A staunch pacifist, Michael was never being shy about speaking out against the Vietnam War throughout the series. However, he would eventually find himself questioning his pacifism in 1977 following an incident where he had to resort to punching in order to save a woman from being strangled to death. The same year, Michael decided to no longer discuss the Vietnam War.

Mike accepts a faculty position at the University of California, Santa Barbara, and he and Gloria move to California at the end of the 1977–78 season (at which time Reiner and Struthers ceased to be regulars on the show). They appear in a Christmas episode during the 1978–79 season, in which Archie, Edith, and Edith's niece Stephanie visit Michael and Gloria, exposing the fact that the couple have secretly separated due to troubles in their marriage, including Gloria's infidelity with one of Michael's college faculty colleagues. Though they seemingly resolve their differences during this episode, a Thanksgiving visit by Mike and Gloria during the 1979-80 season of Archie Bunker's Place shows that the Stivics' marriage is still troubled, exacerbated by Michael having lost his job after he and Gloria participate in a nude protest at a proposed nuclear power plant site and are arrested. This is the last appearance of the Michael Stivic character.

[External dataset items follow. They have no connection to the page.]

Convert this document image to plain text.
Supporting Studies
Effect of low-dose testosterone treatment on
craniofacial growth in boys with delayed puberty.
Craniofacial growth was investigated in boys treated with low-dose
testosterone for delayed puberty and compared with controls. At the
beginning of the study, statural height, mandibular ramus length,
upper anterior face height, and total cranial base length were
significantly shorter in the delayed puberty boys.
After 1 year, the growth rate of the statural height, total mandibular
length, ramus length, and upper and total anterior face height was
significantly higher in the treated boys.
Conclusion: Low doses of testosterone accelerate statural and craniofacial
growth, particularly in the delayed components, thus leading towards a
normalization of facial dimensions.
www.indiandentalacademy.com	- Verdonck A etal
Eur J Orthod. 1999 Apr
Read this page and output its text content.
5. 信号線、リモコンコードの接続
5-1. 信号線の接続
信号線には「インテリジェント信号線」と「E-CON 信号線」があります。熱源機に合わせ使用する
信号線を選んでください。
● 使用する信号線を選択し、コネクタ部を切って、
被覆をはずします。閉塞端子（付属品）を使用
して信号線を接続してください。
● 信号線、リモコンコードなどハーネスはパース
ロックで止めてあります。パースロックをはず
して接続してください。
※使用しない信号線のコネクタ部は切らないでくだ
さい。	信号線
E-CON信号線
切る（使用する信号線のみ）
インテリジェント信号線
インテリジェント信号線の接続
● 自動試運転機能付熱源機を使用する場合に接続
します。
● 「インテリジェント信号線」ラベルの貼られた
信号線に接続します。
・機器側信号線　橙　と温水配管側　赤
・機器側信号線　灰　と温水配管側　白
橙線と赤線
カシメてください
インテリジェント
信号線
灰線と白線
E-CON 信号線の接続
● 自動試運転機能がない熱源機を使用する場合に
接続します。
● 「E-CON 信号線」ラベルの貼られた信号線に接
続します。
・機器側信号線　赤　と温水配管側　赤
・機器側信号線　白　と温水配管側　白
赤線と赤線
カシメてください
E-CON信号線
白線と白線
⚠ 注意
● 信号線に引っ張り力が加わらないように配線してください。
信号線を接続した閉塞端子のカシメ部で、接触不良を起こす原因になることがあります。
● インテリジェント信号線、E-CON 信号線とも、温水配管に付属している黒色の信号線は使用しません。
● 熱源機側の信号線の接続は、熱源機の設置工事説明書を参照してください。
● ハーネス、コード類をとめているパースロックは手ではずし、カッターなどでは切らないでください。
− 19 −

Michael Stivic does not appear in the 1982 spin-off series Gloria, which starred Sally Struthers. Initially, Reiner had been asked to participate in the series and resurrect his Michael Stivic character, but he declined. The separation occurred by February 1982, with Gloria briefly returning home to 704 Hauser Street around this time. It was explained on different occasions in 1982 that Michael left his wife and young son Joey (then played by Christian Jacobs) to live in a California commune with one of his students—whom Gloria described as "the homecoming queen," and in the first episode of Gloria revealed her to also to be "a girl named Muffy"— and is in the process of going through a bitter divorce. It was also explained that Michael, having disdain with accepting the 1980s environment and the firmer influence which Ronald Reagan held, wanted to drop out from living in the ordinary world, with Gloria being more willing to accept it regardless of its challenges. At the beginning of the series Gloria (September 1982), it has been 63 days since Michael walked out on Gloria; he calls to invite her to the commune, but things deteriorate quickly when he claims Gloria is incapable of holding a job or of supporting herself and Joey. By the end of the series (spring 1983), the divorce is final.

==="Meathead"===
Beginning with their first meeting, Archie routinely refers to Michael by the derogatory nickname "Meathead", as seen in a flashback in the second-season episode "Mike Meets Archie". In Archie's own words, it means "dead from the neck up. Meat...head."

A later episode of All in the Family reveals that Archie Bunker himself was referred to as "Meathead" in his youth.

Series creator Norman Lear said his father used to call him "Meathead".